That's food for thought. I have to admit that I have forgotten almost
everything about linear algebra that I was ever taught -- and I was never
taught numerical accuracy concerns in this context, since we were allowed
to use only pencil and paper (in high school as well as college), so the
problems were always constructed to ensure that correct answers contained
nothing more complicated than 0, 0.5, 1 or sqrt(2). At this point I have a
hard time reproducing multiplication for two 2x2 matrices (the only thing I
remember is that it was the first example of something where AxB != BxA).

What gives me hope though is that Steven has been thinking about this
somewhat seriously already, and given that he successfully chose what to
include or exclude for the statistics module, I trust him to know how much
to put into a Matrix class as well.
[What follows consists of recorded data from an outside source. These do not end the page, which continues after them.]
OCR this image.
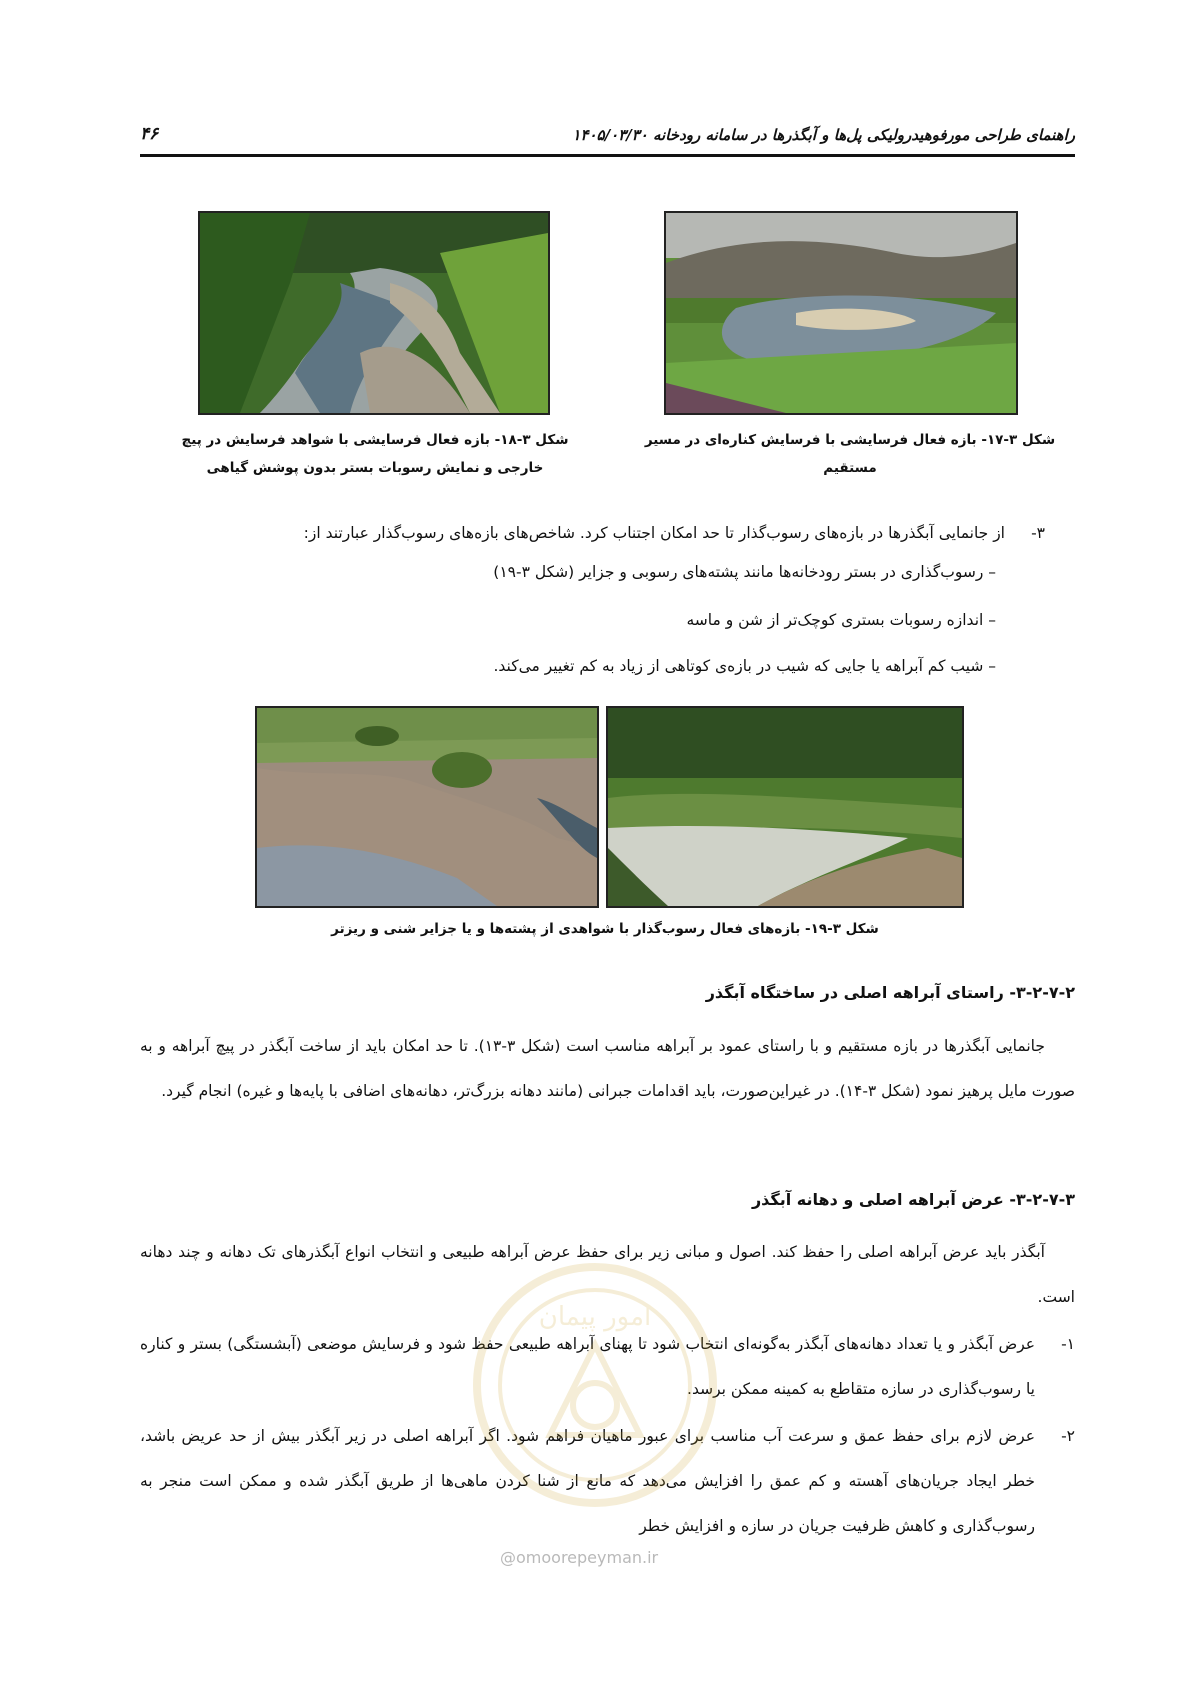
راهنمای طراحی مورفوهیدرولیکی پل‌ها و آبگذرها در سامانه رودخانه ۱۴۰۵/۰۳/۳۰
۴۶
شکل ۳-۱۸- بازه فعال فرسایشی با شواهد فرسایش در پیچ خارجی و نمایش رسوبات بستر بدون پوشش گیاهی
شکل ۳-۱۷- بازه فعال فرسایشی با فرسایش کناره‌ای در مسیر مستقیم
۳-
از جانمایی آبگذرها در بازه‌های رسوب‌گذار تا حد امکان اجتناب کرد. شاخص‌های بازه‌های رسوب‌گذار عبارتند از:
– رسوب‌گذاری در بستر رودخانه‌ها مانند پشته‌های رسوبی و جزایر (شکل ۳-۱۹)
– اندازه رسوبات بستری کوچک‌تر از شن و ماسه
– شیب کم آبراهه یا جایی که شیب در بازه‌ی کوتاهی از زیاد به کم تغییر می‌کند.
شکل ۳-۱۹- بازه‌های فعال رسوب‌گذار با شواهدی از پشته‌ها و یا جزایر شنی و ریزتر
۳-۲-۷-۲- راستای آبراهه اصلی در ساختگاه آبگذر
جانمایی آبگذرها در بازه مستقیم و با راستای عمود بر آبراهه مناسب است (شکل ۳-۱۳). تا حد امکان باید از ساخت آبگذر در پیچ آبراهه و به صورت مایل پرهیز نمود (شکل ۳-۱۴). در غیراین‌صورت، باید اقدامات جبرانی (مانند دهانه بزرگ‌تر، دهانه‌های اضافی با پایه‌ها و غیره) انجام گیرد.
۳-۲-۷-۳- عرض آبراهه اصلی و دهانه آبگذر
آبگذر باید عرض آبراهه اصلی را حفظ کند. اصول و مبانی زیر برای حفظ عرض آبراهه طبیعی و انتخاب انواع آبگذرهای تک دهانه و چند دهانه است.
۱-
عرض آبگذر و یا تعداد دهانه‌های آبگذر به‌گونه‌ای انتخاب شود تا پهنای آبراهه طبیعی حفظ شود و فرسایش موضعی (آبشستگی) بستر و کناره یا رسوب‌گذاری در سازه متقاطع به کمینه ممکن برسد.
۲-
عرض لازم برای حفظ عمق و سرعت آب مناسب برای عبور ماهیان فراهم شود. اگر آبراهه اصلی در زیر آبگذر بیش از حد عریض باشد، خطر ایجاد جریان‌های آهسته و کم عمق را افزایش می‌دهد که مانع از شنا کردن ماهی‌ها از طریق آبگذر شده و ممکن است منجر به رسوب‌گذاری و کاهش ظرفیت جریان در سازه و افزایش خطر
امور پیمان
@omoorepeyman.ir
Certainly I trust him to come up with a
reasonable strawman whose tires we can all kick.

My own strawman would be to limit a Matrix to 2-dimensionality -- I believe
that even my college linear algebra introduction (for math majors!) didn't
touch upon higher dimensionality, and I doubt that what I learned in high
school about the topic went beyond 3x3 (it might not even have treated
non-square matrices).

In terms of numerical care (that topic to which I never warmed up), which
operations from the OP's list need more than statistics._sum() when limited
to NxM matrices for single-digit N and M? (He named "matrix multiplication,
transposition, addition, linear problem solving, determinant.")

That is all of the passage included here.